La coopération avec l’assurance-invalidité est étroite et nous avons même étoffé les prestations de ParaWork ces dernières années. En effet, l’AI n’hésite pas à faire appel à nous pour le suivi et la prise en charge des dossiers épineux ; pour les personnes en situation de handicap qui sont moins bien loties, elle nous charge de faire le nécessaire pour augmenter leurs chances sur le marché du travail. Il n’en demeure pas moins que le bilan de ParaWork n’est pas à l’équilibre. Sans l’aide financière des bienfaiteurs et donateurs, nous ne pourrions pas fournir ce plus de prestations, pourtant indispensable.

 

Quelles seront les prochaines étapes pour ParaWork ?

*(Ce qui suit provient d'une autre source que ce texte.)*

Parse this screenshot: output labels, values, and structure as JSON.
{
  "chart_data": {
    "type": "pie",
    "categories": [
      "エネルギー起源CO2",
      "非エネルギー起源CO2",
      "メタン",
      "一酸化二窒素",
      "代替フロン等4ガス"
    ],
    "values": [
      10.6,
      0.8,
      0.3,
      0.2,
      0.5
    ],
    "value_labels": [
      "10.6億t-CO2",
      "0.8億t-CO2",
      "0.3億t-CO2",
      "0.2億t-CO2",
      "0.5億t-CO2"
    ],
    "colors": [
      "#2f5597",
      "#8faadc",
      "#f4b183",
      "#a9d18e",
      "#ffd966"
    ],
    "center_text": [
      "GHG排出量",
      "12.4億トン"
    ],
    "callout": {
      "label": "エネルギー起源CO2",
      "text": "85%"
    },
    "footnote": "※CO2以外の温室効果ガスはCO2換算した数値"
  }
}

Récemment, nous avons mis au point l’outil « job matching » avec la Recherche suisse pour paraplégiques qui sera lancé sous peu, un instrument destiné à faire concorder emploi et qualification. Lors de la phase d’essai, nous avons déjà pu constater son énorme potentiel (cf. page 11). C’est pourquoi nous avons décidé de le mettre à la disposition des autres institutions. Par ailleurs, nous nous employons à améliorer la mise en réseau et la coordination avec nos partenaires, le but étant d’avoir un système parfaitement intégré. Pour finir, nous espérons que les chargés de dossier des compagnies d’assurance seront plus nombreux à venir à Nottwil pour se faire une idée des prestations de ParaWork. Certains sont venus. Ils ont changé d’avis au contact de nos clients et n’en sont pas revenus.